This is a guide to assembling the basic supplies needed to run a fantasy tabletop RPG using Lego bricks. If you already have a collection of suitable bricks, or if you have a Lego collection and a good imagination and flexible tolerant players, you will not need to buy anything to be a great Lego GM. Just start using them, and read this blog for tips.
But if you do not have any bricks, or if you just have a pile of random bricks, only good for making structures, you will need to spend a little money (less than a comparable mini collection or a subscription to an online RPG). In this post, I will go over the most cost-effective ways I know to do this.
You can have a good, basic collection of Lego characters, monsters, and terrain suitable for a fantasy campaign for less than $100:
1) Get a Fantasy and Historical Minifigures collection:
You will get a good collection of people and accessories, and even a few bits of terrain, for about $55. Let your players make their PCs by mixing and matching whatever parts they want from the people there, and then use the rest to make NPCs and humanoid enemies.
2) Get the latest Creator 3-in-1 creature-building set (currently Mighty Dinosaurs).

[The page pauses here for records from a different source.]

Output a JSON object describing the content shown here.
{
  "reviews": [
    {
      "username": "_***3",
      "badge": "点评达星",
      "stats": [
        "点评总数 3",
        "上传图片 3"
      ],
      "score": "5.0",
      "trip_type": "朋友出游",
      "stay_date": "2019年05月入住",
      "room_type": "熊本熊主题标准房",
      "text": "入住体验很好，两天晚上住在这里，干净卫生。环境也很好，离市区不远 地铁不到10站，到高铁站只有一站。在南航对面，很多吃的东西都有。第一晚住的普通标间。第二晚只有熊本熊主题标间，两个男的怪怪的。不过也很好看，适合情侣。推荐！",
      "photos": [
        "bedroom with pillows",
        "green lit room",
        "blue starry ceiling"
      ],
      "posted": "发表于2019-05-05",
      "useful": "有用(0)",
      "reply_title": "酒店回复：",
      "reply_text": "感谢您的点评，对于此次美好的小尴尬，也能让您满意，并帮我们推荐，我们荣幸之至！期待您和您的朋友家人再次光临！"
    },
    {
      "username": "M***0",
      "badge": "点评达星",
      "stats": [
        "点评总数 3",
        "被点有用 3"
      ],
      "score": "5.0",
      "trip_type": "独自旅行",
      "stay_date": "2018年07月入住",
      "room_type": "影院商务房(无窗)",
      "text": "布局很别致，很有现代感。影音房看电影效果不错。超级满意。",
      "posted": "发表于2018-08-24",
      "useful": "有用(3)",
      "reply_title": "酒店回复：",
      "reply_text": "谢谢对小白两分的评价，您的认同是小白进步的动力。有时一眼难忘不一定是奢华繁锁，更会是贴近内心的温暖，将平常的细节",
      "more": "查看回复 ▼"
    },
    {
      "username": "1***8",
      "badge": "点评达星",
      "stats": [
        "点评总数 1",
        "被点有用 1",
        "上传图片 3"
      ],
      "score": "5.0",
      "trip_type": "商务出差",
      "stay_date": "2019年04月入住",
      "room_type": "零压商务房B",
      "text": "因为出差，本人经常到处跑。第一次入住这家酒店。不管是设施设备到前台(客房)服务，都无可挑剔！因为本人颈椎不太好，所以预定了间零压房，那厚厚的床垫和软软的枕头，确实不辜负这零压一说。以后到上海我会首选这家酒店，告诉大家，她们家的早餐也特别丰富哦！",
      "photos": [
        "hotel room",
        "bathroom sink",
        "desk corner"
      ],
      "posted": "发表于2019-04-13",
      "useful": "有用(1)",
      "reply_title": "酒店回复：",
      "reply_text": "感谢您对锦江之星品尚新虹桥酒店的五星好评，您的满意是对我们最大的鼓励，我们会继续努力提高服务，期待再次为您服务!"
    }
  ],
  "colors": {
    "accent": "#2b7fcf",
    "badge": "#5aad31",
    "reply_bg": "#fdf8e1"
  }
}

The sets rotate every year, but they usually have something good for less than $20. Make one of them, have the players disassemble it in-game, and then make the next one for the next session. Then use the parts to build your own monsters.
3) Get a Classic Creative Supplement and use it to make modular terrain pieces.
4) Get a couple little sets from whichever theme best fits your campaign style. Suggestions are on my latest set recommendations page.
If you want to spend more money, you have several options.
1) Used Collection
The best option, if it is available, is to buy somebody's collection on Craigslist. If you are able to spend a few hundred dollars all at once, you can get a collection that would cost over a thousand dollars if bought piecemeal. Lego bricks are incredibly durable; 30-year-old ones are almost as good as new. The worst case scenario is that they are dirty or dusty and you have to run them through the washing machine on the cold cycle tied up in a pillowcase.
Obviously you should aim for a collection that has a lot of Castle, Pirates, and/or Harry Potter sets. You might get lucky and find one with Elves, Vikings, Monster Hunters, Chima, Ninjago, or Lord of the Rings sets. But with a little creativity, you can use any kind of Lego set. Both the Lego space sets and the Star Wars sets have a lot of figures and accessories that work surprisingly well in a D&D game, and a police officer from a Town or City set can be turned into a medieval town guard by giving him a sword.
2) Creator Sets
If you are not able to find a good source of used bricks, or do not want to buy anything used, or have little Lego experience and are not comfortable building things without instructions, the Creator sets are a good value for terrain, settlements, and sometimes monsters. They usually come with instructions for three different things. Following these instructions, and the extra build ideas, will give you experience in working with Lego bricks to make lots of different things. Lego keeps making new sets and retiring old ones, so I will not give specific links here, but check my latest set recommendation page for specific guidelines.
3) Individual Sets
Individual sets will often give a good mix of interesting new minifigures and weapons, terrain, and/or large monsters. Aim for the ones that have structures, not vehicles, although some vehicles can be remade into large monsters. Again, see my latest set recommendations.
4) Basic bricks
If you are already confident in your ability to use Lego bricks to make lots of things, or you just need a lot of basic bricks to build dungeon wall segments, get the basic Lego brick buckets. They are the best value for the money for buying basic bricks new. Again, the exact items change every couple of years.
If you live next to a Lego store, you can go in and make three custom minifigs for $10. This can be a good way to fill specific holes in your collection.
6) Random Minifigures
It is my last choice, and probably the least cost-effective way of building up a collection of PCs and NPCs, but the random minifigures often have a lot of very nice things that you cannot get anywhere else. Each series of 12 random figures will typically have about 6 that are really nice for a fantasy setting, 3 or 4 that are marginal, and 2 or 3 that are worthless. At $4 each, with about a 1 in 5 chance of getting something useless, you are basically paying $5 per useful figure.
You might consider buying specific ones on the secondary market, but from what I have seen, the ones you are likely to want for a D&D game will cost more than $5, so you are better off playing the odds and getting the extra people to be creative with.